Publié le par Bertrand

Je suis arrivé à Wick pour la première fois un jour de septembre 1983. J’avais auparavant seulement traversé la région de Caithness-Sutherland en train. J’étais jeune bachelier, avec des copains et ma sœur Béatrice. Nous bénéficiions d’un forfait train et, pour l’amortir, nous vivions dans les trains ! (Manger, dormir !), et nous sillonnions la Grande Bretagne.
              Henri, Pascal, Beatrice jouaient à la belote, en se disant, inquiets, qu’il faudrait cette fois se résoudre à planter la tente sous la pluie (Thurso, c’était le terminus !) Collé contre la vitre, j’ouvrais des yeux ébahis. Après Helmesdale, et toute la côte rocheuse, l’entrée dans la lande, les troupeaux de biches, les cerfs, les petits lochs, la terre mauve, deux ou trois stations isolées, le train ne s’arrête qu’à la demande, Altnaebraec, les collines, la bruyère, la lande dans toute sa majesté. Une nuit à Thurso, la tente moisie. Le retour en catastrophe vers les radiateurs de la gare… Je m'étais dit que je reviendrais d'une manière ou d'une autre, que je prendrais le temps de rentrer en contact…
              C'est par le biais de l'assistanat que, deux ans plus tard, j'ai pu postuler pour ces terres éloignées du nord de l'Écosse dont personne ne voulait. J'étais en licence de lettres modernes, et, à l’issue d’un entretien oral, j'avais obtenu un poste plutôt réservé aux anglicistes. Mais les anglicistes étaient à Londres, à Édimbourg, à Inverness pour les plus hardis d’entre eux !
              Je descendis de « l’Orcadian », le train des Orcades dont la loco portait une tête de cerf pour emblème. J'avais un barda énorme concentré dans un immense sac de parachutiste.
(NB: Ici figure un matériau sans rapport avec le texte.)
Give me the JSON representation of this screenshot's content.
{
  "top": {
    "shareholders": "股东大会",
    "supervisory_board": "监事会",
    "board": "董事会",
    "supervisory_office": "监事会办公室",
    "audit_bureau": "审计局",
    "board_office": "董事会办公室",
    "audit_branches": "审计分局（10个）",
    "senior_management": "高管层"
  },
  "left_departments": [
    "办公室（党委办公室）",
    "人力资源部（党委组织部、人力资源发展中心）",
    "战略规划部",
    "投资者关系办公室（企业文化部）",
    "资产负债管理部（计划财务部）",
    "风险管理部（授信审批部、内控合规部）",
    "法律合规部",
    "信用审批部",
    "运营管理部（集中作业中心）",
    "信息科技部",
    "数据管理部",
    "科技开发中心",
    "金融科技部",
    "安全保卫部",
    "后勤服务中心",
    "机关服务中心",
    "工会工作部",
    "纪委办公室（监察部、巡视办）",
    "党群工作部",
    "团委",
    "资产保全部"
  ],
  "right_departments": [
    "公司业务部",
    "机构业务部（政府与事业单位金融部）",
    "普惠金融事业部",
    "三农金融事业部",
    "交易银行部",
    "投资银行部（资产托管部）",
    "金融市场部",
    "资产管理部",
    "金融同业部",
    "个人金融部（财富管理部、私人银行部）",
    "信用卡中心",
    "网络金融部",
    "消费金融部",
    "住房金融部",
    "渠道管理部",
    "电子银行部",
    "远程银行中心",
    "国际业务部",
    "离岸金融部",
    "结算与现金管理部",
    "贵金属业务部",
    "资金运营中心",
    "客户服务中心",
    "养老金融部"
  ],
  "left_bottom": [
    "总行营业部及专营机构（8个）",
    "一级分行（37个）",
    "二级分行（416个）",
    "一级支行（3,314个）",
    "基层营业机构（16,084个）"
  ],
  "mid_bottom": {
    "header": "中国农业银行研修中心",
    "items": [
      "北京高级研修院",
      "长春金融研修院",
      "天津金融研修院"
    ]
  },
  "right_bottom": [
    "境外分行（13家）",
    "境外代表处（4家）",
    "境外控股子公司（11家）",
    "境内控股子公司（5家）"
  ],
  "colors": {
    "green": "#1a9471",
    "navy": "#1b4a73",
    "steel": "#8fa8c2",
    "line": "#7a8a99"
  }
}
Les vêtements pour un an, des livres, des trousses, des affaires de toilette, un poste radio, un opinel… Je passai chez le responsable de l'école dans laquelle j'allais commencer mon enseignement une semaine plus tard, retirai les clés de l'appartement (une petite maison dans un quartier populaire situé en marche de la petite ville : la « Glamis road » nom prédestiné quand on sait l'importance du nom « Glamis » dans Macbeth !), trouvai la maison, fis le tour du locataire, ouvris la carte d'état-major du secteur.
              Il était environ 18 heures. Les jours sont encore longs. Début septembre. Le soleil brillait sur la mer à l'horizon. J’allai marcher jusqu'à Girnigoe. Ce fut mon premier choc. La haute falaise, le cachot de John Sinclair, la corde à nœuds. À l'horizon, de l'autre côté de la baie, je distinguai une autre bâtisse, c'était Ackergill Tower.
              Le programme du lendemain dimanche était fixé : je prendrais la route plus au large, pour passer par Ackergill et revenir par Girnigoe afin de mieux explorer ces hautes falaises qui entouraient le site, la petite plage en dessous, l'orifice dans la pierre qui permettait de se glisser, par le biais d'une espèce de boyau rocheux, au niveau de la mer. On y va demain.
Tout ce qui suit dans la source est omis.